As a kid I tried to coax its coming
By sleeping beneath light sheets
Weeks before
The funeral of the summer locusts in the yard;
Then when Granny peeled down the crucifix of
flypaper that dangled from the ceiling of the
kitchen
Magic wasn't needed any longer
To fill the air with pigskins. The air itself
Acrid, lambent, bright
As the robes of the Chinese gods inside their
house of glass
In the Field Museum by the lake.
Even practice could be fun—
The way, say, even sepia photographs of old-time
All Americans could be pirates' gold
Like my favorite Bill Corbus, Stanford's "Baby-
Face Assassin" crouching at right guard, the
last to play without a helmet on—
And the fun of testing muscles out
Like new shoes; the odor of the locker room
pungent
As the inside of a pumpkin;
And the sting of that wet towel twirled against
bare butt by a genial, roaring Ziggy, Mt.
Carmel's All State tackle from Immaculate
Conception Parish near the mills;
And then the victory, especially the close shaves,
could feel
Like finally getting beneath a girl's brassiere
She'll let you keep
Unhooked for hours while you neck
Until the windshield of your Granddad's Ford V-8
Becomes filled by a fog
Not even Fu Manchu could penetrate.

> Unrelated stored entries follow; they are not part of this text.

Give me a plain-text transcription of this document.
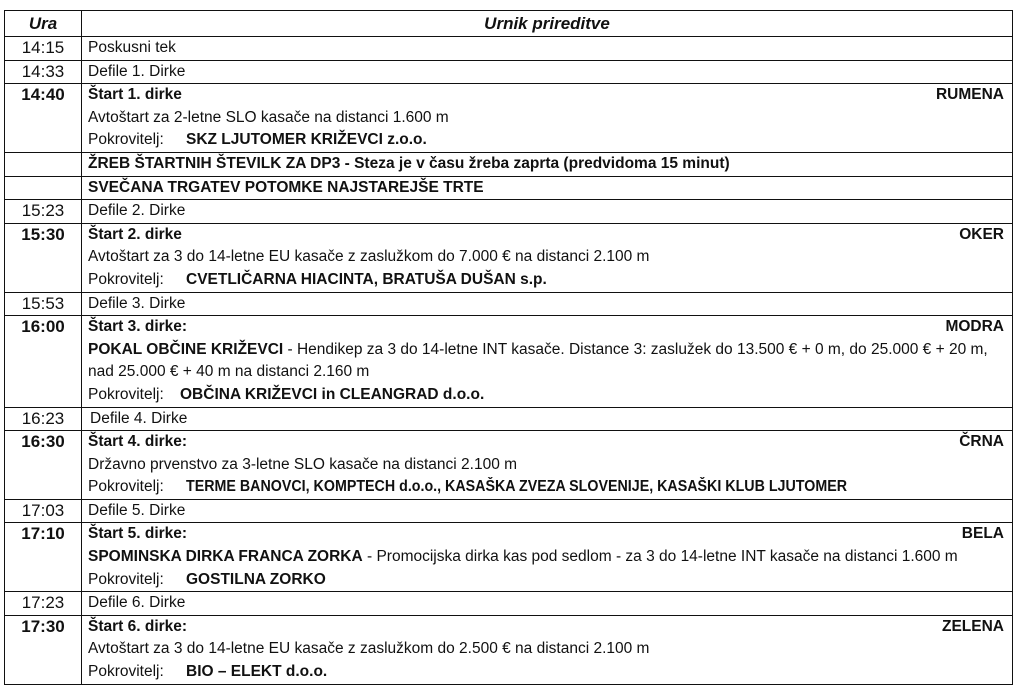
Ura	Urnik prireditve
14:15	Poskusni tek
14:33	Defile 1. Dirke
14:40	Štart 1. dirke RUMENA
Avtoštart za 2-letne SLO kasače na distanci 1.600 m
Pokrovitelj: SKZ LJUTOMER KRIŽEVCI z.o.o.

	ŽREB ŠTARTNIH ŠTEVILK ZA DP3 - Steza je v času žreba zaprta (predvidoma 15 minut)
	SVEČANA TRGATEV POTOMKE NAJSTAREJŠE TRTE
15:23	Defile 2. Dirke
15:30	Štart 2. dirke OKER
Avtoštart za 3 do 14-letne EU kasače z zaslužkom do 7.000 € na distanci 2.100 m
Pokrovitelj: CVETLIČARNA HIACINTA, BRATUŠA DUŠAN s.p.

15:53	Defile 3. Dirke
16:00	Štart 3. dirke: MODRA
POKAL OBČINE KRIŽEVCI - Hendikep za 3 do 14-letne INT kasače. Distance 3: zaslužek do 13.500 € + 0 m, do 25.000 € + 20 m,
nad 25.000 € + 40 m na distanci 2.160 m
Pokrovitelj: OBČINA KRIŽEVCI in CLEANGRAD d.o.o.

16:23	Defile 4. Dirke
16:30	Štart 4. dirke: ČRNA
Državno prvenstvo za 3-letne SLO kasače na distanci 2.100 m
Pokrovitelj: TERME BANOVCI, KOMPTECH d.o.o., KASAŠKA ZVEZA SLOVENIJE, KASAŠKI KLUB LJUTOMER

17:03	Defile 5. Dirke
17:10	Štart 5. dirke: BELA
SPOMINSKA DIRKA FRANCA ZORKA - Promocijska dirka kas pod sedlom - za 3 do 14-letne INT kasače na distanci 1.600 m
Pokrovitelj: GOSTILNA ZORKO

17:23	Defile 6. Dirke
17:30	Štart 6. dirke: ZELENA
Avtoštart za 3 do 14-letne EU kasače z zaslužkom do 2.500 € na distanci 2.100 m
Pokrovitelj: BIO – ELEKT d.o.o.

Jack,
Bigger than I was and well-coordinated—but
Couldn't care a plenary indulgence
If he ever lugs a pigskin down the turf
Or hits a long shot on the court. At times, I wish he
would.
So he might taste the happiness you knew
Snagging Chris Zoukis' low pass to torpedo nine
long yards to touchdown
And sink archrival Lawrence High
45 years ago come this Thanksgiving Day. Still,
He has his own intensities
As wild as sports and writing were for us:
Luke's the seventh Rolling Stone,
His electric guitar elegant and shiny black
As a quiet street at night
Glazed by rain and pumpkin frost.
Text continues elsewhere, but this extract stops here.